Tuesday, February 26, 2008

The College Clubber: A Horrifying Combo

The trendy flavor for this week is the College Clubber. You know who I am talking about, and honestly, theres a good chance its probably you. Im not one to pass judgement (lie) but after being handed 1393848 fliers while walking to classes and being subjected to 2928348438 facebook pictures of dudes throwing gang signs inside clubs while surrounded by mediocre chicks, I had to speak out. Consider it my intervention party.

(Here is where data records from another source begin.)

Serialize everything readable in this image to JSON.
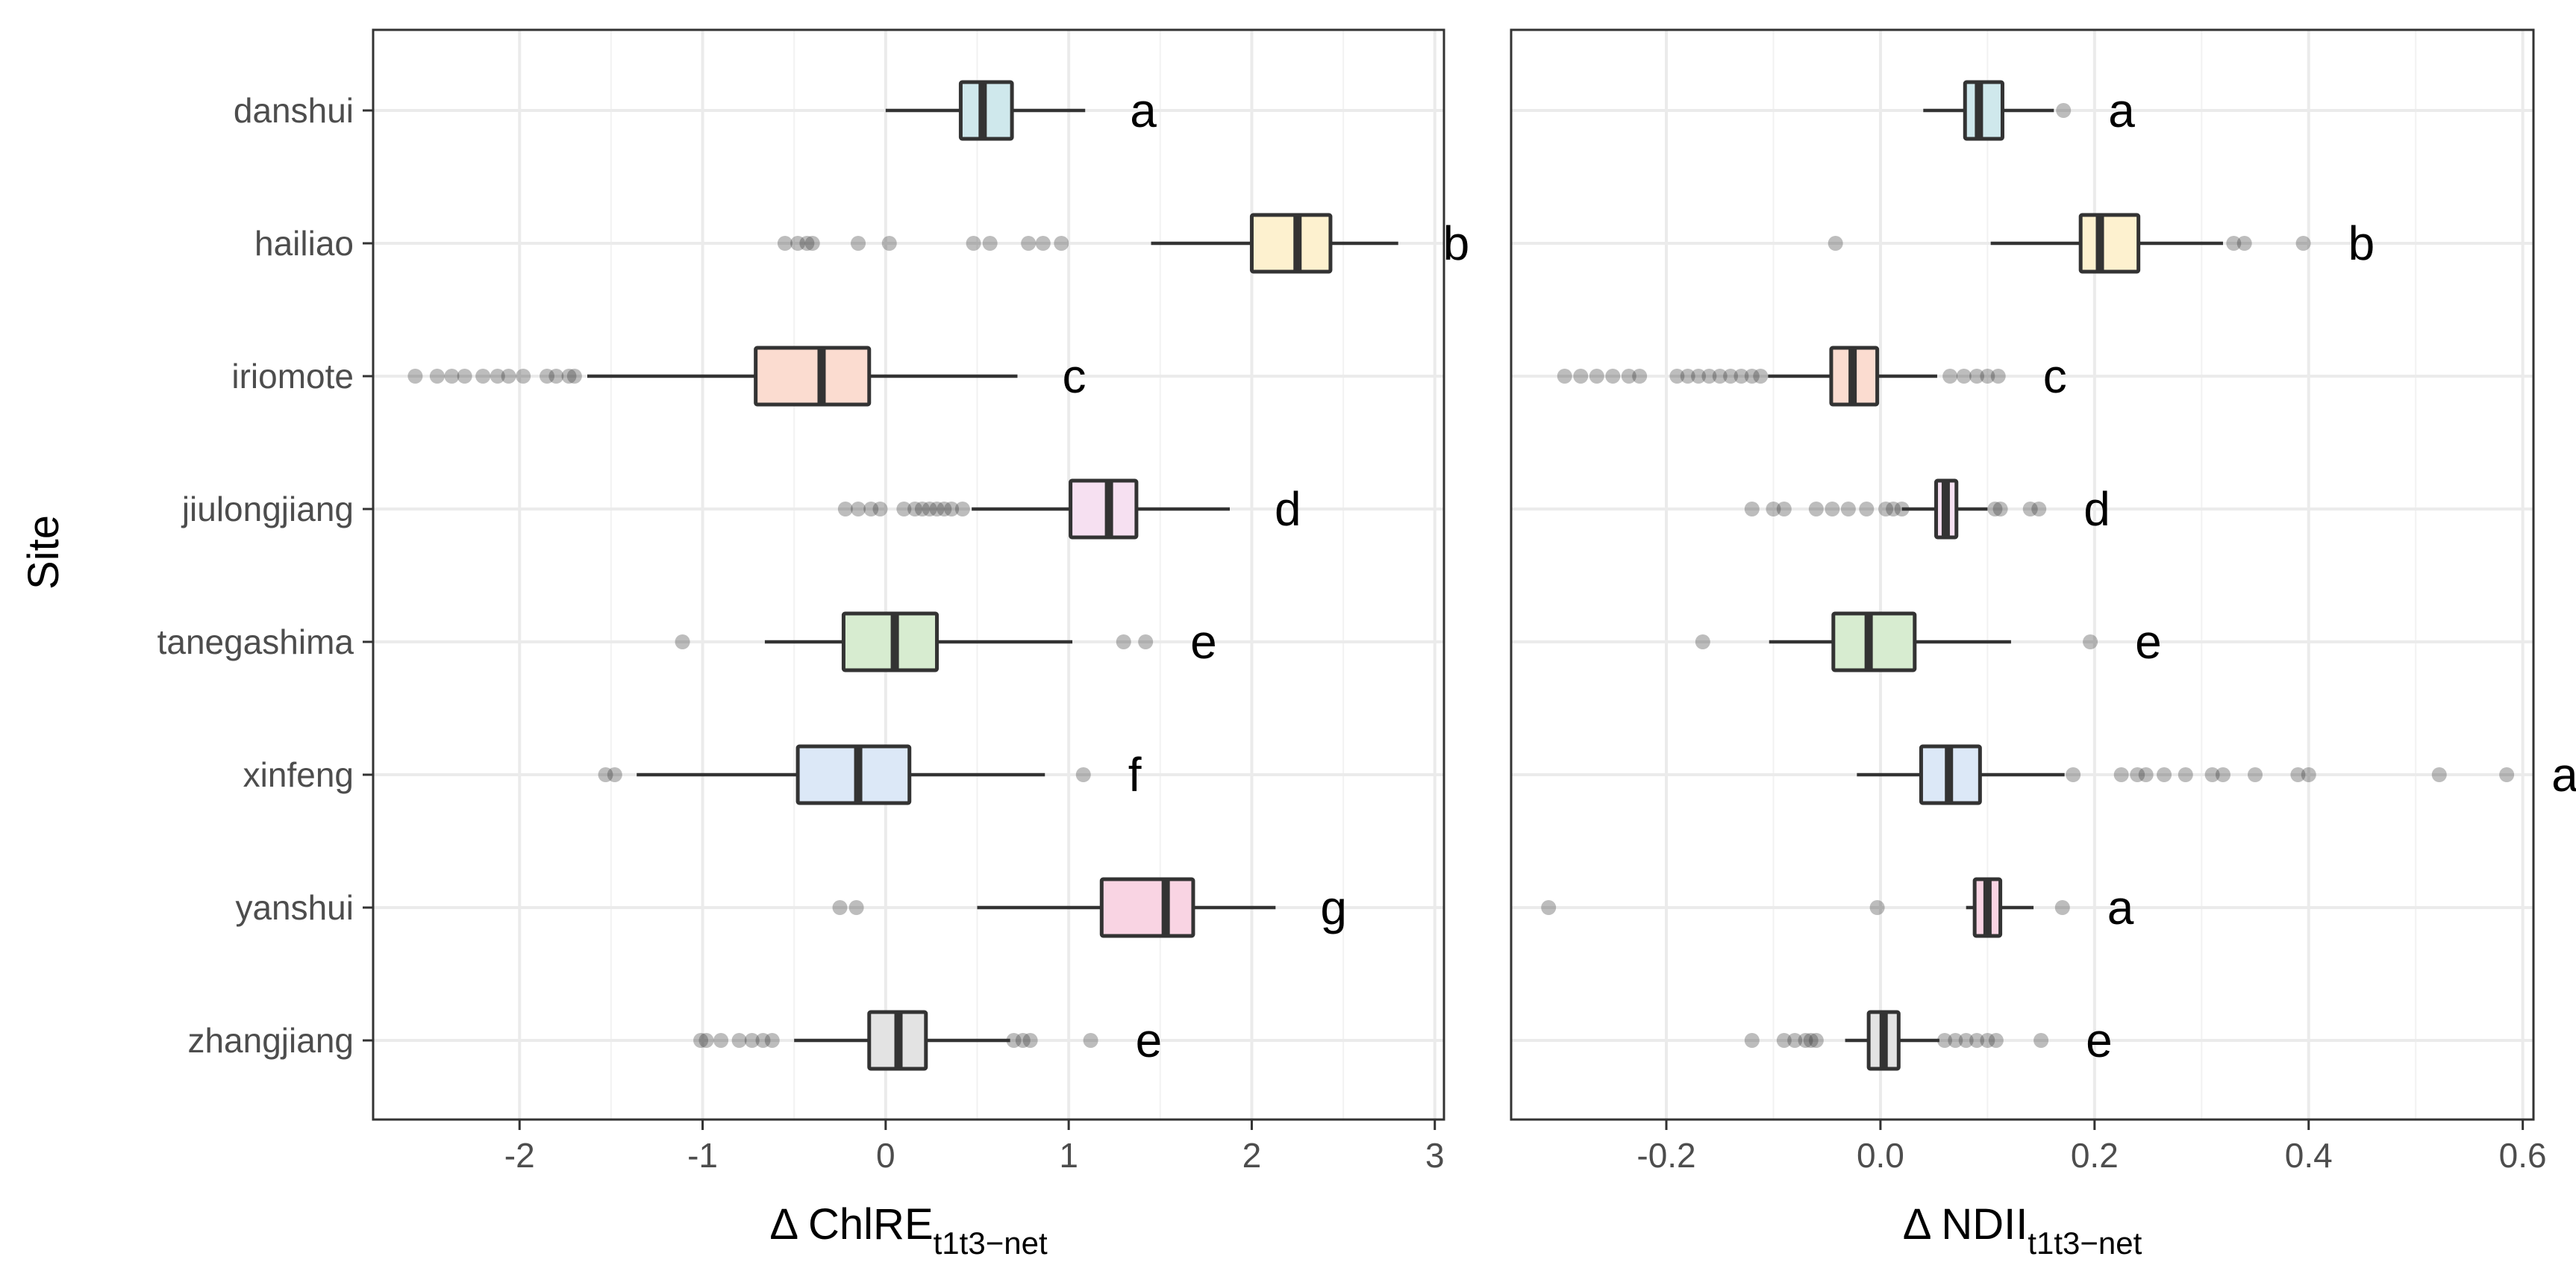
{
  "chart_data": {
    "type": "boxplot",
    "orientation": "horizontal",
    "y_axis_title": "Site",
    "sites": [
      "danshui",
      "hailiao",
      "iriomote",
      "jiulongjiang",
      "tanegashima",
      "xinfeng",
      "yanshui",
      "zhangjiang"
    ],
    "colors": {
      "danshui": "#cfe8ec",
      "hailiao": "#fdf1cf",
      "iriomote": "#fbdcd0",
      "jiulongjiang": "#f6e0f1",
      "tanegashima": "#d7ecd0",
      "xinfeng": "#dce8f7",
      "yanshui": "#f9d4e3",
      "zhangjiang": "#e3e3e3"
    },
    "panels": [
      {
        "id": "chlre",
        "xlabel_main": "Δ ChlRE",
        "xlabel_sub": "t1t3−net",
        "xlim": [
          -2.8,
          3.05
        ],
        "xticks": [
          -2,
          -1,
          0,
          1,
          2,
          3
        ],
        "xtick_labels": [
          "-2",
          "-1",
          "0",
          "1",
          "2",
          "3"
        ],
        "boxes": [
          {
            "site": "danshui",
            "whisker_low": 0.0,
            "q1": 0.41,
            "median": 0.53,
            "q3": 0.69,
            "whisker_high": 1.09,
            "outliers": [],
            "letter": "a"
          },
          {
            "site": "hailiao",
            "whisker_low": 1.45,
            "q1": 2.0,
            "median": 2.25,
            "q3": 2.43,
            "whisker_high": 2.8,
            "outliers": [
              -0.55,
              -0.48,
              -0.43,
              -0.4,
              -0.15,
              0.02,
              0.48,
              0.57,
              0.78,
              0.86,
              0.96
            ],
            "letter": "b"
          },
          {
            "site": "iriomote",
            "whisker_low": -1.63,
            "q1": -0.71,
            "median": -0.35,
            "q3": -0.09,
            "whisker_high": 0.72,
            "outliers": [
              -2.57,
              -2.45,
              -2.37,
              -2.3,
              -2.2,
              -2.12,
              -2.06,
              -1.98,
              -1.85,
              -1.8,
              -1.73,
              -1.7
            ],
            "letter": "c"
          },
          {
            "site": "jiulongjiang",
            "whisker_low": 0.47,
            "q1": 1.01,
            "median": 1.22,
            "q3": 1.37,
            "whisker_high": 1.88,
            "outliers": [
              -0.22,
              -0.15,
              -0.08,
              -0.03,
              0.1,
              0.16,
              0.2,
              0.24,
              0.28,
              0.32,
              0.36,
              0.42
            ],
            "letter": "d"
          },
          {
            "site": "tanegashima",
            "whisker_low": -0.66,
            "q1": -0.23,
            "median": 0.05,
            "q3": 0.28,
            "whisker_high": 1.02,
            "outliers": [
              -1.11,
              1.3,
              1.42
            ],
            "letter": "e"
          },
          {
            "site": "xinfeng",
            "whisker_low": -1.36,
            "q1": -0.48,
            "median": -0.15,
            "q3": 0.13,
            "whisker_high": 0.87,
            "outliers": [
              -1.53,
              -1.48,
              1.08
            ],
            "letter": "f"
          },
          {
            "site": "yanshui",
            "whisker_low": 0.5,
            "q1": 1.18,
            "median": 1.53,
            "q3": 1.68,
            "whisker_high": 2.13,
            "outliers": [
              -0.25,
              -0.16
            ],
            "letter": "g"
          },
          {
            "site": "zhangjiang",
            "whisker_low": -0.5,
            "q1": -0.09,
            "median": 0.07,
            "q3": 0.22,
            "whisker_high": 0.68,
            "outliers": [
              -1.01,
              -0.98,
              -0.9,
              -0.8,
              -0.73,
              -0.67,
              -0.62,
              0.7,
              0.75,
              0.79,
              1.12
            ],
            "letter": "e"
          }
        ]
      },
      {
        "id": "ndii",
        "xlabel_main": "Δ NDII",
        "xlabel_sub": "t1t3−net",
        "xlim": [
          -0.345,
          0.61
        ],
        "xticks": [
          -0.2,
          0.0,
          0.2,
          0.4,
          0.6
        ],
        "xtick_labels": [
          "-0.2",
          "0.0",
          "0.2",
          "0.4",
          "0.6"
        ],
        "boxes": [
          {
            "site": "danshui",
            "whisker_low": 0.04,
            "q1": 0.079,
            "median": 0.092,
            "q3": 0.114,
            "whisker_high": 0.162,
            "outliers": [
              0.171
            ],
            "letter": "a"
          },
          {
            "site": "hailiao",
            "whisker_low": 0.103,
            "q1": 0.187,
            "median": 0.205,
            "q3": 0.241,
            "whisker_high": 0.32,
            "outliers": [
              -0.042,
              0.33,
              0.34,
              0.395
            ],
            "letter": "b"
          },
          {
            "site": "iriomote",
            "whisker_low": -0.105,
            "q1": -0.046,
            "median": -0.026,
            "q3": -0.003,
            "whisker_high": 0.053,
            "outliers": [
              -0.295,
              -0.28,
              -0.265,
              -0.25,
              -0.235,
              -0.225,
              -0.19,
              -0.18,
              -0.17,
              -0.16,
              -0.15,
              -0.14,
              -0.13,
              -0.12,
              -0.112,
              0.065,
              0.078,
              0.09,
              0.1,
              0.11
            ],
            "letter": "c"
          },
          {
            "site": "jiulongjiang",
            "whisker_low": 0.02,
            "q1": 0.052,
            "median": 0.061,
            "q3": 0.071,
            "whisker_high": 0.1,
            "outliers": [
              -0.12,
              -0.1,
              -0.09,
              -0.06,
              -0.045,
              -0.03,
              -0.013,
              0.005,
              0.012,
              0.02,
              0.107,
              0.112,
              0.14,
              0.148
            ],
            "letter": "d"
          },
          {
            "site": "tanegashima",
            "whisker_low": -0.104,
            "q1": -0.044,
            "median": -0.011,
            "q3": 0.032,
            "whisker_high": 0.122,
            "outliers": [
              -0.166,
              0.196
            ],
            "letter": "e"
          },
          {
            "site": "xinfeng",
            "whisker_low": -0.022,
            "q1": 0.038,
            "median": 0.064,
            "q3": 0.093,
            "whisker_high": 0.172,
            "outliers": [
              0.18,
              0.225,
              0.24,
              0.248,
              0.265,
              0.285,
              0.31,
              0.32,
              0.35,
              0.39,
              0.4,
              0.522,
              0.585
            ],
            "letter": "a"
          },
          {
            "site": "yanshui",
            "whisker_low": 0.08,
            "q1": 0.088,
            "median": 0.1,
            "q3": 0.112,
            "whisker_high": 0.143,
            "outliers": [
              -0.31,
              -0.003,
              0.17
            ],
            "letter": "a"
          },
          {
            "site": "zhangjiang",
            "whisker_low": -0.033,
            "q1": -0.011,
            "median": 0.003,
            "q3": 0.017,
            "whisker_high": 0.055,
            "outliers": [
              -0.12,
              -0.09,
              -0.08,
              -0.07,
              -0.065,
              -0.06,
              0.06,
              0.07,
              0.08,
              0.09,
              0.1,
              0.108,
              0.15
            ],
            "letter": "e"
          }
        ]
      }
    ]
  }
}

Enough is enough, though. Just because you go to the same spot 6 nights a week and know the bartenders by name, I am supposed to belive it when you say your living the good life? I've tried the clubbing game. All I found was the same thing over and over. Dudes with dark hair and dark, fake tans pounding it followed closely by ravenous looking girls who look great after a 12 pack of High Life but probably resemble Rosie O'Donnell the next morning. Yet somehow, these people never seem to get sick of it. They seem to thrive inside this little bubble they have created where they are celebrities in their minds because they can go out and mingle at nice looking bars.

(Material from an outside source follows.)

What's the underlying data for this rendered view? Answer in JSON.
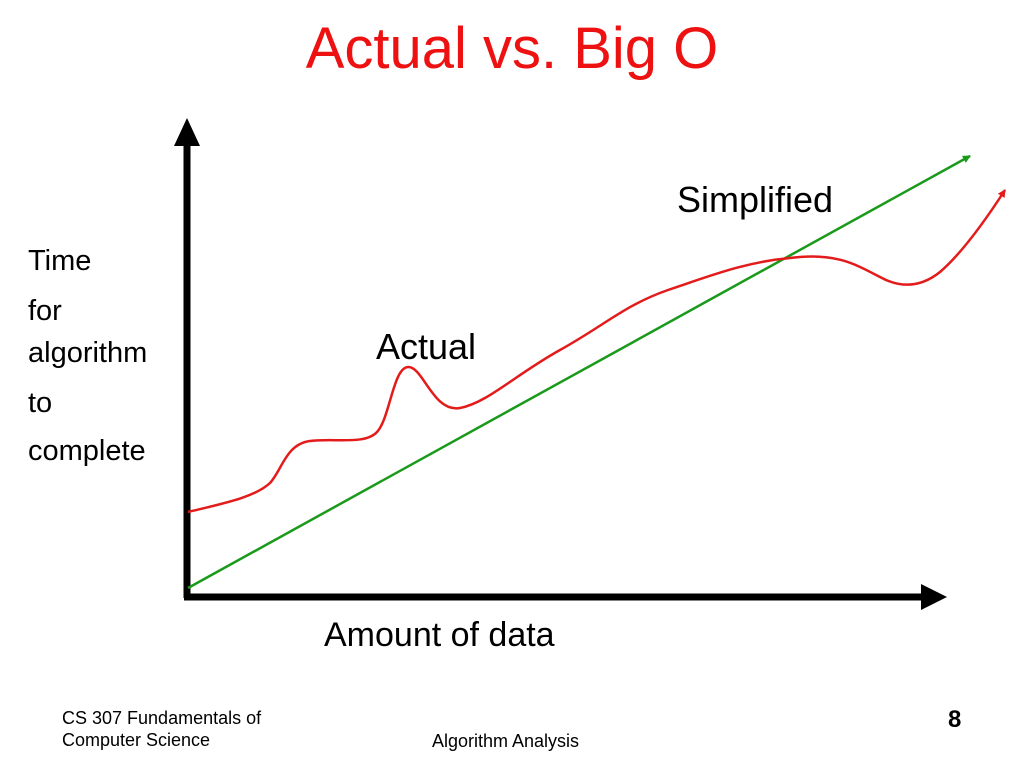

Come on jackasses, ANYONE could get into the VIP section at ANY bar. Just because your doing it doesent mean everyone else should. Believe me, you can spit as many Kanye West and Jay Z lyrics out and talk about how big a pimp you are all night long, but the next morning, Im certain your getting into your car, pumping up the Fray and crying over the tab you ran up buying Layla, the Staten Island girls drinks only to see her go off with your friend Tito. Its ok, though, Im sure theyres 7,000 other Persian twentysomethings with daddys credit card looking to be your clubbing body and tan with you, I promise.